Depreciação do Ativo Imobilizado a Partir de 2015

Depreciação do Ativo Imobilizado a Partir de 2015

Depreciação Ativo Imobilizado 2015 - Indice
 

Para o setor contábil o ano de 2015 marca o início de diversas mudanças instituídas pela Lei 12.973 de 2014 que até então não haviam sido implantadas na prática para as empresas. Uma das principais mudanças é em relação a Depreciação do Ativo Imobilizado, seja Econômica ou Fiscal.

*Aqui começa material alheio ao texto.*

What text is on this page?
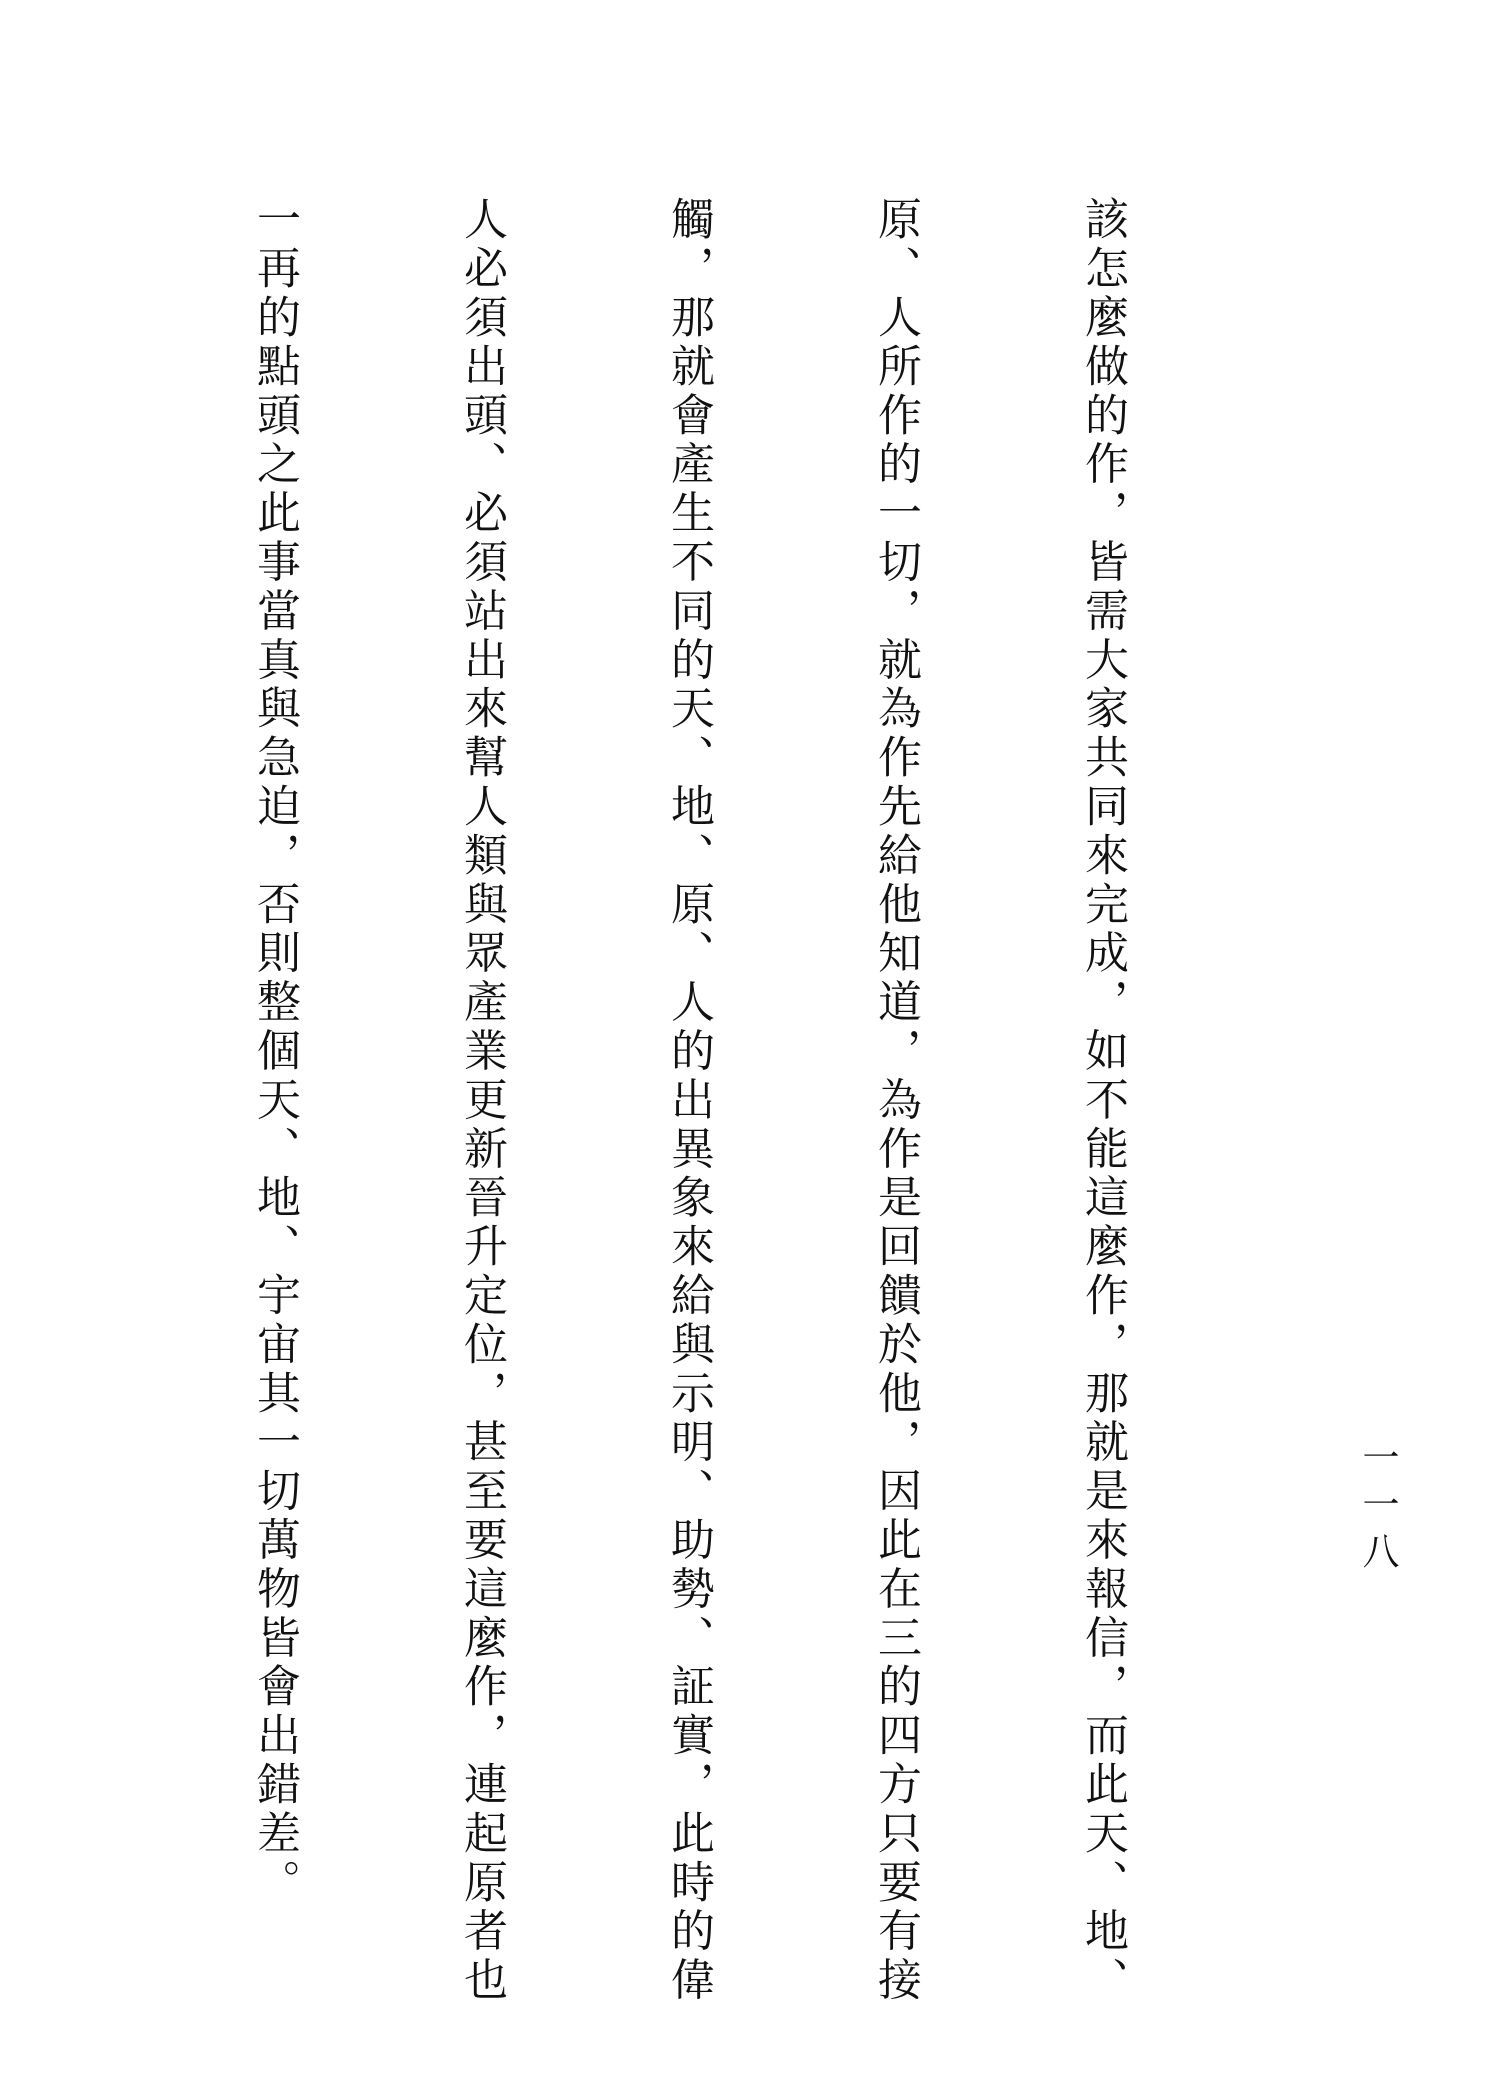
一一八

該怎麼做的作，皆需大家共同來完成，如不能這麼作，那就是來報信，而此天、地、

原、人所作的一切，就為作先給他知道，為作是回饋於他，因此在三的四方只要有接

觸，那就會產生不同的天、地、原、人的出異象來給與示明、助勢、証實，此時的偉

人必須出頭、必須站出來幫人類與眾產業更新晉升定位，甚至要這麼作，連起原者也

一再的點頭之此事當真與急迫，否則整個天、地、宇宙其一切萬物皆會出錯差。
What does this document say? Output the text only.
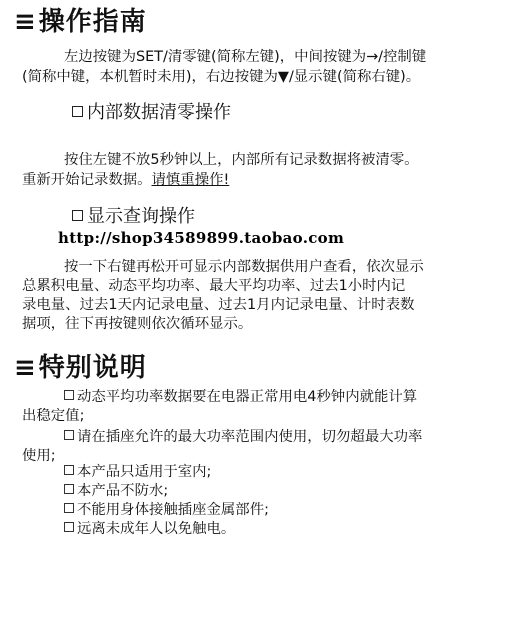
≡操作指南
左边按键为SET/清零键(简称左键)，中间按键为→/控制键
(简称中键，本机暂时未用)，右边按键为▼/显示键(简称右键)。
内部数据清零操作
按住左键不放5秒钟以上，内部所有记录数据将被清零。
重新开始记录数据。请慎重操作!
显示查询操作
http://shop34589899.taobao.com
按一下右键再松开可显示内部数据供用户查看，依次显示
总累积电量、动态平均功率、最大平均功率、过去1小时内记
录电量、过去1天内记录电量、过去1月内记录电量、计时表数
据项，往下再按键则依次循环显示。
≡特别说明
动态平均功率数据要在电器正常用电4秒钟内就能计算
出稳定值;
请在插座允许的最大功率范围内使用，切勿超最大功率
使用;
本产品只适用于室内;
本产品不防水;
不能用身体接触插座金属部件;
远离未成年人以免触电。
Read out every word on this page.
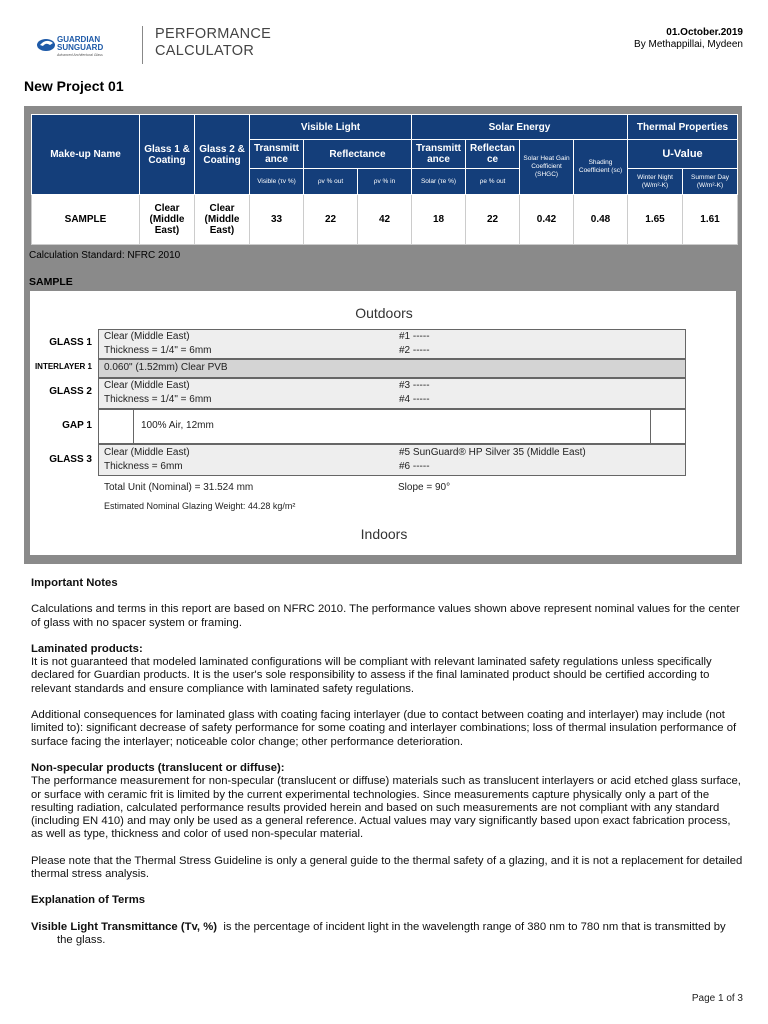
GUARDIAN
SUNGUARD
Advanced Architectural Glass
PERFORMANCE
CALCULATOR
01.October.2019
By Methappillai, Mydeen
New Project 01
Make-up Name	Glass 1 & Coating	Glass 2 & Coating	Visible Light			Solar Energy				Thermal Properties	
			Transmitt ance	Reflectance		Transmitt ance	Reflectan ce	Solar Heat Gain Coefficient (SHGC)	Shading Coefficient (sc)	U-Value	
			Visible (τv %)	ρv % out	ρv % in	Solar (τe %)	ρe % out			Winter Night (W/m²-K)	Summer Day (W/m²-K)
SAMPLE	Clear (Middle East)	Clear (Middle East)	33	22	42	18	22	0.42	0.48	1.65	1.61
Calculation Standard: NFRC 2010
SAMPLE
Outdoors
GLASS 1
Clear (Middle East)
Thickness = 1/4" = 6mm
#1 -----
#2 -----
INTERLAYER 1 0.060" (1.52mm) Clear PVB
GLASS 2
Clear (Middle East)
Thickness = 1/4" = 6mm
#3 -----
#4 -----
GAP 1	100% Air, 12mm
GLASS 3
Clear (Middle East)
Thickness = 6mm
#5 SunGuard® HP Silver 35 (Middle East)
#6 -----
Total Unit (Nominal) = 31.524 mm	Slope = 90°
Estimated Nominal Glazing Weight: 44.28 kg/m²
Indoors

Important Notes

Calculations and terms in this report are based on NFRC 2010. The performance values shown above represent nominal values for the center of glass with no spacer system or framing.

Laminated products:

It is not guaranteed that modeled laminated configurations will be compliant with relevant laminated safety regulations unless specifically declared for Guardian products. It is the user's sole responsibility to assess if the final laminated product should be certified according to relevant standards and ensure compliance with laminated safety regulations.

Additional consequences for laminated glass with coating facing interlayer (due to contact between coating and interlayer) may include (not limited to): significant decrease of safety performance for some coating and interlayer combinations; loss of thermal insulation performance of surface facing the interlayer; noticeable color change; other performance deterioration.

Non-specular products (translucent or diffuse):

The performance measurement for non-specular (translucent or diffuse) materials such as translucent interlayers or acid etched glass surface, or surface with ceramic frit is limited by the current experimental technologies. Since measurements capture physically only a part of the resulting radiation, calculated performance results provided herein and based on such measurements are not compliant with any standard (including EN 410) and may only be used as a general reference. Actual values may vary significantly based upon exact fabrication process, as well as type, thickness and color of used non-specular material.

Please note that the Thermal Stress Guideline is only a general guide to the thermal safety of a glazing, and it is not a replacement for detailed thermal stress analysis.

Explanation of Terms

Visible Light Transmittance (Tv, %) is the percentage of incident light in the wavelength range of 380 nm to 780 nm that is transmitted by the glass.

Page 1 of 3
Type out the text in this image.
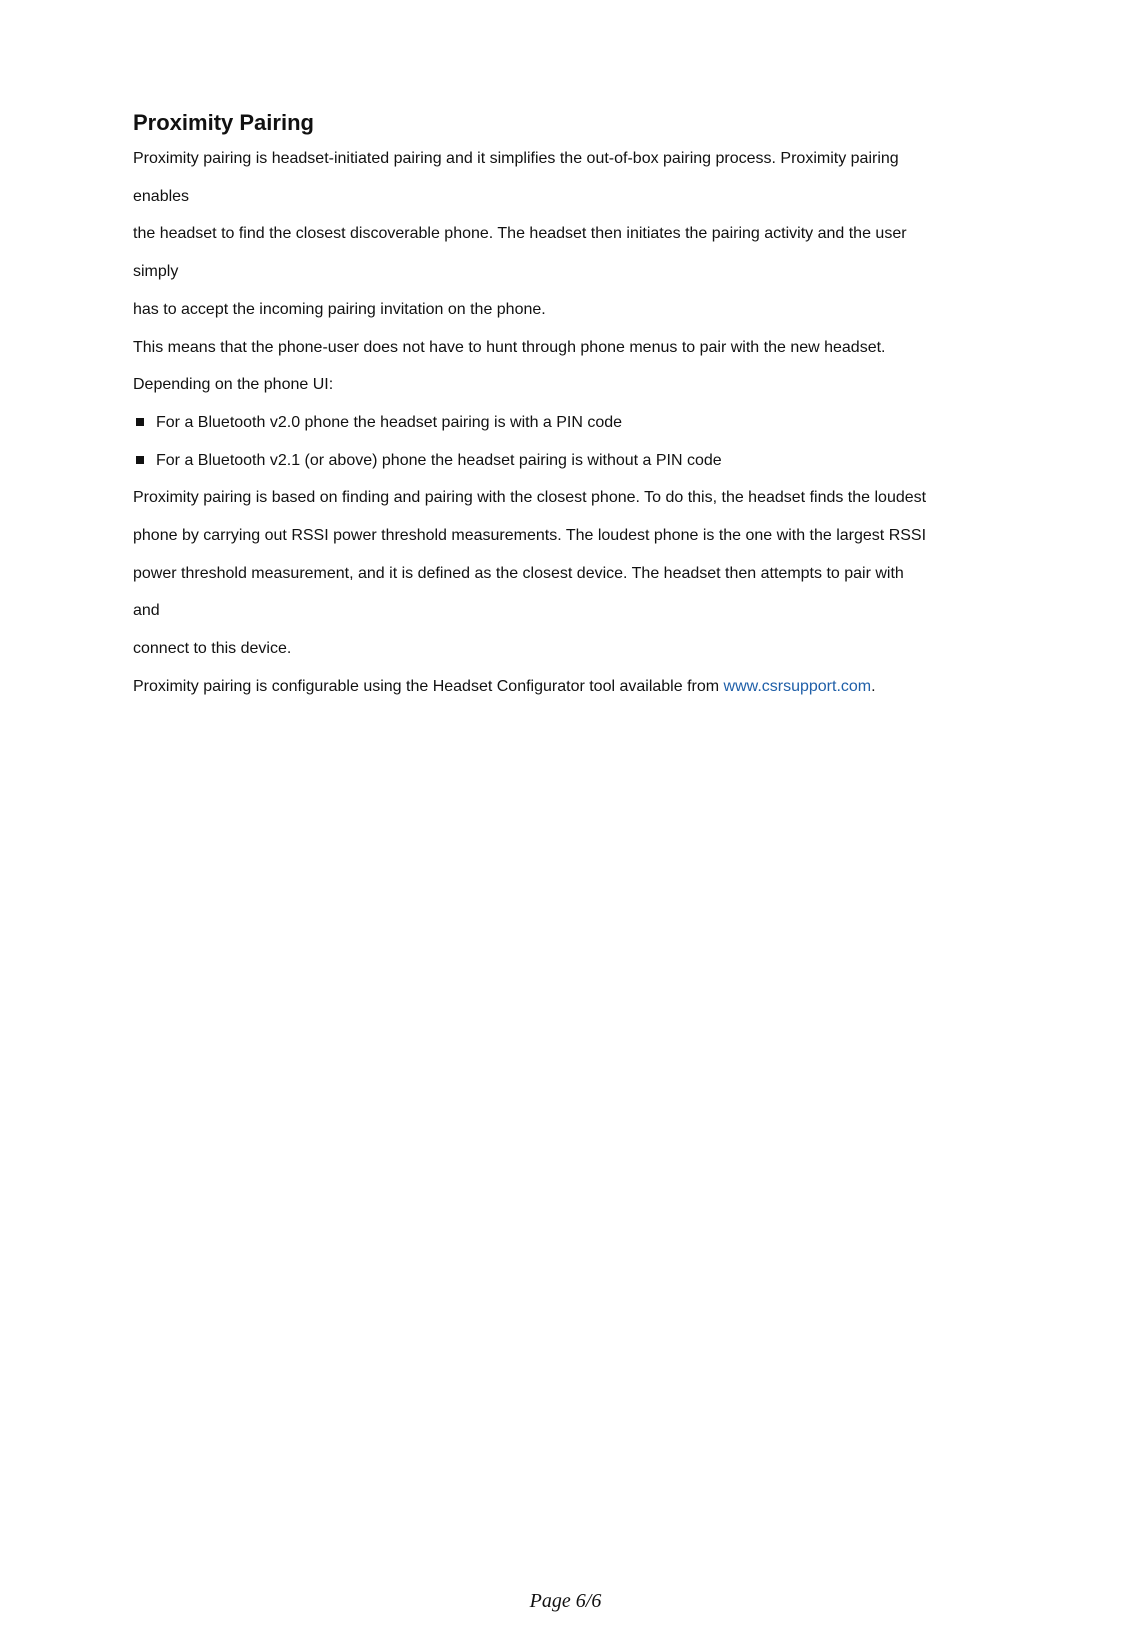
Proximity Pairing

Proximity pairing is headset-initiated pairing and it simplifies the out-of-box pairing process. Proximity pairing

enables

the headset to find the closest discoverable phone. The headset then initiates the pairing activity and the user

simply

has to accept the incoming pairing invitation on the phone.

This means that the phone-user does not have to hunt through phone menus to pair with the new headset.

Depending on the phone UI:

For a Bluetooth v2.0 phone the headset pairing is with a PIN code
For a Bluetooth v2.1 (or above) phone the headset pairing is without a PIN code

Proximity pairing is based on finding and pairing with the closest phone. To do this, the headset finds the loudest

phone by carrying out RSSI power threshold measurements. The loudest phone is the one with the largest RSSI

power threshold measurement, and it is defined as the closest device. The headset then attempts to pair with

and

connect to this device.

Proximity pairing is configurable using the Headset Configurator tool available from www.csrsupport.com.

Page 6/6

Por isso, é importante estar atento as regras contábeis vigentes para que os cálculos sejam realizados de acordo com as leis.


Breve Histórico sobre os Registros da Depreciação

Até 2007:

Até 31/12/2007, na contabilidade só era registrada a Despesa com Depreciação Fiscal tendo como parâmetro o Regulamento do Imposto de Renda, Decreto 3.000/1999, art. 305 a 329, aplicando a Tabela de Depreciação, conforme a IN-162/98.

A partir de 2010:

A partir de 2010, todas as empresas, sem exceção, passaram a ser obrigadas a registrar, na contabilidade, a Depreciação Econômica, com base no CPC 27 e não mais pela Depreciação Fiscal, IN-162/98.

A partir de então passou a coexistir a:
  • Depreciação Econômica Estimada para efeitos contábeis.
  • Depreciação Fiscal para efeito de tributação do IR/CSLL, de acordo com o art. 309 do RIR/99 e IN 162/98.

  • Valor do Ativo Imobilizado

    Depreciação Ativo Imobilizado 2015 - ConteúdoEconômica e contabilmente as aquisições são contabilizadas seguindo o princípio do custo de aquisição como base de valor contábil, mas podem ocorrer alterações com base no valor presente do imobilizado, durante a sua vida.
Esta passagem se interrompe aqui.